Some of the Financial District's biggest forthcoming developments can be seen from this height, including the Robert A.M. Stern-designed 30 Park Place, another Silverstein Properties project. Not far from that is Alchemy Properties's condo conversion of the upper floors of the Woolworth Building, now known as the Woolworth Tower Residences. And further away in the distance is the unmistakable presence of the 57-story, Jenga-like tower designed by the Pritzker Prize-winning team at Herzog & de Meuron at 56 Leonard Street.
3 World Trade Center, much like the buildings around it, has also been designed by a starchitect—Richard Rogers of Rogers, Stirk Harbour + Partners. The design of the building is unique in that all corners of this structure are column free. It is supported by an exterior bracing system, and the building was designed so that future tenants would have unimpeded views of the city. Developers have described this as a "structural load-sharing perimeter moment frame system."
The building's 80 floors include five trading floors; the floor plans range in size from 31,000 rentable square feet to 44,300 rentable square feet, but the available space is the largest on the trading floors with about 65,000 rentable square feet. 3WTC also features five floors of retail spread out over two floors below ground, one on the ground floor, and two floors above that.
Construction will also lead to a re-established Greenwich Street, and will transform the space around Cortlandt and Dey Streets into pedestrian areas. The building will be serviced by a total of 44 elevators. So far, media company GroupM has signed on for over 500,000 square feet at building, and news emerged in January that the company had signed on for an additional 170,000 square feet.

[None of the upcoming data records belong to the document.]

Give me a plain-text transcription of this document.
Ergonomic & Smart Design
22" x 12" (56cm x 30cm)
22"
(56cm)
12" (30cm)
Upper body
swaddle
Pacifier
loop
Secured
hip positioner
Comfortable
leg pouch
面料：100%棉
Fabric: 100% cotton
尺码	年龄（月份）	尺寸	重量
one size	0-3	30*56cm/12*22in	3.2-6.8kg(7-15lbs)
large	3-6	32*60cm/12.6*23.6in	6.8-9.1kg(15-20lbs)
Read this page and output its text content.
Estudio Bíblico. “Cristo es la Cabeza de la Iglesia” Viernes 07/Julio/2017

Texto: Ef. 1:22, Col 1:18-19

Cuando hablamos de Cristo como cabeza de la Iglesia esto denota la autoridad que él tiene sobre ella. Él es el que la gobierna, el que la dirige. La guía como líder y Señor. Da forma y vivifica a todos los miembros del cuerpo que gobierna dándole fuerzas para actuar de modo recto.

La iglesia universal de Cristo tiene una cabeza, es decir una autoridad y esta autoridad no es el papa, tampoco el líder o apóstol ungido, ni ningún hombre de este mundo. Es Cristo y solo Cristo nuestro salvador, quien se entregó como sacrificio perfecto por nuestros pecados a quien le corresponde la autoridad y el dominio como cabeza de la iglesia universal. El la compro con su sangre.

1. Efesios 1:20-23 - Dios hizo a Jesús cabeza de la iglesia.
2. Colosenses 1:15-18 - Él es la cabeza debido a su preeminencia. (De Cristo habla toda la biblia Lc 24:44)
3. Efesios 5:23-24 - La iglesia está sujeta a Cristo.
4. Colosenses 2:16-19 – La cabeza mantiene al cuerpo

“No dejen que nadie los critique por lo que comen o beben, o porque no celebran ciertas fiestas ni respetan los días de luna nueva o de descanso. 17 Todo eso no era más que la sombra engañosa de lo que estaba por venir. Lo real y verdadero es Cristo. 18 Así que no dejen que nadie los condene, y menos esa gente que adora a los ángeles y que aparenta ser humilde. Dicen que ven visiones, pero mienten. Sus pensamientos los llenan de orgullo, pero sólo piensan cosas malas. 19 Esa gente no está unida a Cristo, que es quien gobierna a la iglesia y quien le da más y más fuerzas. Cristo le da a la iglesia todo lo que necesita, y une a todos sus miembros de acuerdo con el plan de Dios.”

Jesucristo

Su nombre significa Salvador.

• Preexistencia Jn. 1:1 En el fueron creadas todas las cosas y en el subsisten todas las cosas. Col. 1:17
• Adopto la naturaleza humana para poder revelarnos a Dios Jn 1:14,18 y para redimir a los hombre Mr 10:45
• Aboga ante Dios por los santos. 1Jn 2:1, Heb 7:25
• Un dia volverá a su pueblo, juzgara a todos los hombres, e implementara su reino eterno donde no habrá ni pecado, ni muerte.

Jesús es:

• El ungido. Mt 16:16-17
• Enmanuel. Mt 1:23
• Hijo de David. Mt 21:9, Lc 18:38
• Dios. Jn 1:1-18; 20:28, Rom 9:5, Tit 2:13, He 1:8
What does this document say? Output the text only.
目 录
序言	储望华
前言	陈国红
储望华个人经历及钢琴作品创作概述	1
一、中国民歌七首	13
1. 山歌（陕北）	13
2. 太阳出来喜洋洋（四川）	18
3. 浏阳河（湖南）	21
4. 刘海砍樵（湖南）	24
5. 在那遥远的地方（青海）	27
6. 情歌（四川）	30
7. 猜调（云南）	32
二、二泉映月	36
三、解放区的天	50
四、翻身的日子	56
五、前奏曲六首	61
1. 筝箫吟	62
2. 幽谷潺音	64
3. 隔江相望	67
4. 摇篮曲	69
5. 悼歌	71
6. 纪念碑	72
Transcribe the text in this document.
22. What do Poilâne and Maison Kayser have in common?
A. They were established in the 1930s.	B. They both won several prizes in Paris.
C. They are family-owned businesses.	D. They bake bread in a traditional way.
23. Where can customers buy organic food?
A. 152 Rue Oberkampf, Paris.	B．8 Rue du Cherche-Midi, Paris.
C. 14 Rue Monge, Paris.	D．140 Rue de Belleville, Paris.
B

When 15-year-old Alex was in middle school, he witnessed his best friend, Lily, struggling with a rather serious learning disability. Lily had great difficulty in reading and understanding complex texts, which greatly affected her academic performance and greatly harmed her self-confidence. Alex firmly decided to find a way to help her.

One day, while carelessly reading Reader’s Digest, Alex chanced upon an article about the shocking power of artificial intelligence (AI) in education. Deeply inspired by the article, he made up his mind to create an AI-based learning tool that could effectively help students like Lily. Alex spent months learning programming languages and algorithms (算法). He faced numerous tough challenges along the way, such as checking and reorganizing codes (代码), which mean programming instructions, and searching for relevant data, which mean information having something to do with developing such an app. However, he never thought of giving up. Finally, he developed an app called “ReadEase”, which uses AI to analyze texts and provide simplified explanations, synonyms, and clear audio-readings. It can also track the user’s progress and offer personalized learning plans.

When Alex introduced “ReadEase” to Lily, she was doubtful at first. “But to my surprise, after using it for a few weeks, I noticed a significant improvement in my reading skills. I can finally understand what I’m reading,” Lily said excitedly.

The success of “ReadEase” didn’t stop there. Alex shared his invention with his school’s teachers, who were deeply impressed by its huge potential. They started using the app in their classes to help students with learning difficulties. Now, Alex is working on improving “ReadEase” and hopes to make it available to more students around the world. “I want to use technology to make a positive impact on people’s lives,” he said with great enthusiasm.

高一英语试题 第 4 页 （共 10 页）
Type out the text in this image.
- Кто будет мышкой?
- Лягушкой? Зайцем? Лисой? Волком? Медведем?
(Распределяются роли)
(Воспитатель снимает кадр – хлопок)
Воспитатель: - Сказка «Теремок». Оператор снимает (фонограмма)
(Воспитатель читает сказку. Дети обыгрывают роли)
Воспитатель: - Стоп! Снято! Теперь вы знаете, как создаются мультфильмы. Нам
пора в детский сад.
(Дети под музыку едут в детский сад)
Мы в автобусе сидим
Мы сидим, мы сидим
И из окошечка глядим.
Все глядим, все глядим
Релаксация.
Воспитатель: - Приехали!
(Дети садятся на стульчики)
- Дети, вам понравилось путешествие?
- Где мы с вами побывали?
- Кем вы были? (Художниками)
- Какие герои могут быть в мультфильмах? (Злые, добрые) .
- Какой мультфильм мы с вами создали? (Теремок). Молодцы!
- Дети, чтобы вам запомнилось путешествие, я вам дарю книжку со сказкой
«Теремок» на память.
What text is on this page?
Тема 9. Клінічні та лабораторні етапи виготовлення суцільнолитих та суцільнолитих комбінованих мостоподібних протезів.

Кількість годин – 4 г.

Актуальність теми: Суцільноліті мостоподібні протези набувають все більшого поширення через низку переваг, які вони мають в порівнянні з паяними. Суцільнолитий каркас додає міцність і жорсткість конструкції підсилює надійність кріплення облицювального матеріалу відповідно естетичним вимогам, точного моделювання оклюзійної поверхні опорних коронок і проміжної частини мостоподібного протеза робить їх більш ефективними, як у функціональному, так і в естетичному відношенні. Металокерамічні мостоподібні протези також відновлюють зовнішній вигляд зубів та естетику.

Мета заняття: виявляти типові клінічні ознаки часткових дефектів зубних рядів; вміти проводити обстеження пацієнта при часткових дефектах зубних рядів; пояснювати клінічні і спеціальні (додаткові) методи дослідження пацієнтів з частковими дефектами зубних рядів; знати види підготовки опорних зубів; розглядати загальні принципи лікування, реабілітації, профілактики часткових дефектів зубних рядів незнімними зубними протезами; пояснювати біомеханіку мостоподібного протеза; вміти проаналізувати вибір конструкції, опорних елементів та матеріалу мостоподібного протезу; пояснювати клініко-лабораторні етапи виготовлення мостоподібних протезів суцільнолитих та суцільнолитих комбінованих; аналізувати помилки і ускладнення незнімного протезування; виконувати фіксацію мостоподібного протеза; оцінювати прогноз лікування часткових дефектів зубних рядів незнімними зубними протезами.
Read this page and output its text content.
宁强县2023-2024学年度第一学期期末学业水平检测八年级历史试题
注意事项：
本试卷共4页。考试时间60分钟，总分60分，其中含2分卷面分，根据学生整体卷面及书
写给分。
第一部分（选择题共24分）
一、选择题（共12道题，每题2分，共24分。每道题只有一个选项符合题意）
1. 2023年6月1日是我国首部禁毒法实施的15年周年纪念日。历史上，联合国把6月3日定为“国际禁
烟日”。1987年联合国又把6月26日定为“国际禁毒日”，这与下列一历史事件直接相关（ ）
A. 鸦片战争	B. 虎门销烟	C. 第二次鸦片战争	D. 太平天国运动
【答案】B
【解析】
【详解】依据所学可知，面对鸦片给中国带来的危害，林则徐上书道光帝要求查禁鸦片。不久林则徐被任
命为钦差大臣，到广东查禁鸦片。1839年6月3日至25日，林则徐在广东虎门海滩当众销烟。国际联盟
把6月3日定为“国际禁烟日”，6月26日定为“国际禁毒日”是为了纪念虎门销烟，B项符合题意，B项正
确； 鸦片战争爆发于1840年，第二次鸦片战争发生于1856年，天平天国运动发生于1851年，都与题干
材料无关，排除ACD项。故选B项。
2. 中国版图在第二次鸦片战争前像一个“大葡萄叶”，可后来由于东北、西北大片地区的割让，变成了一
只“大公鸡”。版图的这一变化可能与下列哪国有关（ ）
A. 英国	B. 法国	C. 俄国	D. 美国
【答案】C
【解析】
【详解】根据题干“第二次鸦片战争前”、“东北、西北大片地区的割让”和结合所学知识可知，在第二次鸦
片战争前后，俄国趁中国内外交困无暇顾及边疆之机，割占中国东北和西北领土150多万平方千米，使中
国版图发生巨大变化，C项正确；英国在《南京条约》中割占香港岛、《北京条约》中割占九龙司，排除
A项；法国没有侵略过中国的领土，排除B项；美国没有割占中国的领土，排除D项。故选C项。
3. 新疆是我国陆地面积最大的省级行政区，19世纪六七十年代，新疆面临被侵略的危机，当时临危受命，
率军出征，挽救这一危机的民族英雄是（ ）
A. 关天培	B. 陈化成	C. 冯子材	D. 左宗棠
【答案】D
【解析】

Apart from 3WTC, Silverstein Properties owns three other buildings at the site: 7 World Trade Center, which was the first of the new towers to be completed at the site in 2006, and was designed by David Childs; 4 World Trade Center, which was completed in 2013 and designed by Pritzker Prize-winning architect Fumihiko Maki. Dara McQuillan, the Chief Marketing & Communications Officer at Silverstein, describes 4WTC a "the Predator building" (yes, after the Arnold Schwarzenegger film), thanks to its extremely reflective surface and its ability to blend in completely with the surrounding to sometimes make it seem invisible. The developer is also behind 2 World Trade Center, the future of which is still uncertain after Rupert Murdoch pulled out of a deal to move News Corp. to the skyscraper.